Buying a condominium is popular with many people who want more time to enjoy life and want ownership with minimum amount of maintenance.
1. New or Existing condos?
New– Understand that there are inherent differences between new condo developments and existing ones. New developments are, in the eyes of a lender, more risky than pre-existing ones. The guidelines for these are even more stringent. There are very specific guidelines as to the required number of units sold, the number units completed and the degree of completion on the common areas. New condo will have lower condo fees, but no established condo association. Existing– The condo fees might be higher because of maintenance issues and has a well established association.
2. Who lives here?
It is very important to know who lives in the building and who owns the other units. This goes well beyond affecting your quality of life after moving in. It actually has a great deal of impact during the financing of the property. Lender will require that a condominium questionnaire be completed in conjunction with the transaction. The lender assesses whether or not the building is Fannie Mae or FHA approved. They want to know if there is pending litigation, the number of units that are rented, number of units that are delinquent on association dues, how many units are in foreclosure and even how many units are owned by a single entity. A condo unit that is not Fannie Mae or FHA approved will be tough for a buyer to find a loan. Worse if you are an owner, you have fewer buyers who can purchase your condo.
3. What are rules for the condo association?
Rules can be as benign as what you can hang on your outside door and as major as whether or not you can rent the unit. Can you have a large dog? Do you get to put up Christmas decorations? Where can visitors park? Are you allowed to list your space on Airbnb or rent it out long-term? These questions might slip your mind when you’re in the thick of negotiating your condominium purchase, but they could ultimately determine if condo living is right for you
4. Amenities Galore?
Many buyers want their association to offer a lot of amenities such as pool, gym, playground, elevators and more. Just keep in mind the more amenities the higher the condo fees and over time these costs can go real high.
5. What should I expect for myCondo fees?

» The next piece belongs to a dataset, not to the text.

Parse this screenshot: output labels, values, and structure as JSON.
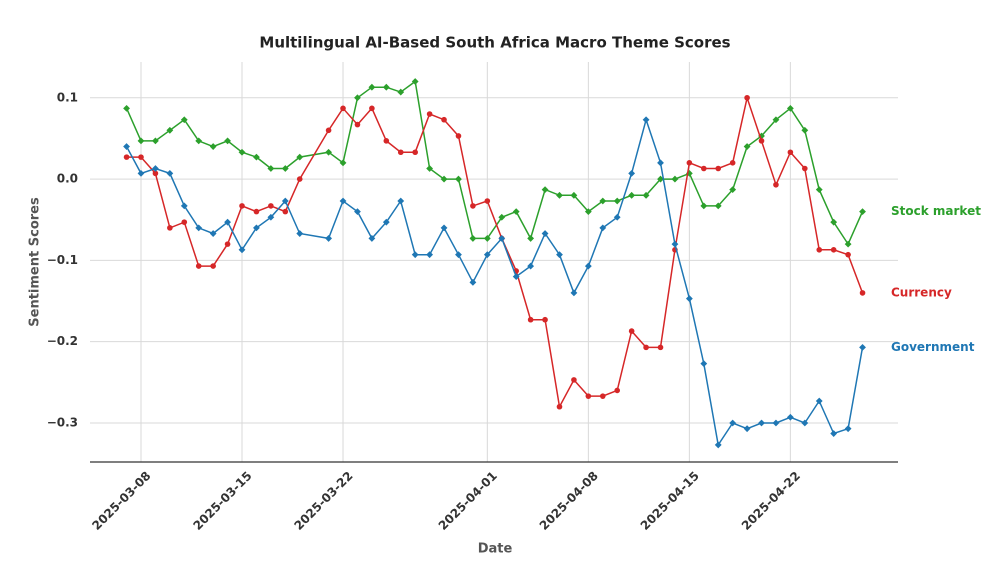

If you are buyer, check to see what the average condo fee in the zip code you are interested in is. Low condo fees are great, but that is not necessarily a great thing. The association might not be collecting enough fees and therefore deferring maintenance. More importantly check the reserves. The reserve is the money set aside by the association for future repairs. You need to know what the required reserve amount is. If the reserve is below what is required then this a red flag because the association is going to need to find money for present and future repairs.
6. Are there Special assessments?
This is a lump sum of money each owner is required to pay. Usually it is intended to raise a low reserve fund or the associations needs money to do repairs on the building. Always check if the condo has a special assessment. The seller is required to tell the prospective buyer about this. Check recent association minutes to make sure there is no future assessment been discussed. Condo meeting minutes can give you an idea about the most common complaints and how they’re handled. This information will be in the packet provided to you the buyer.
7. How many units are occupied by renters or for sale?
This is an indication of a condo that is hard to find a lender who will finance the property or if you have already bought in that association it is tough to sell. This association will likely have a high turnover of residents and poor maintenance.
Buying a condo can be an excellent way to invest in real estate without bearing some of the major responsibilities of home-ownership. However, it’s important to be aware of some of these pitfalls.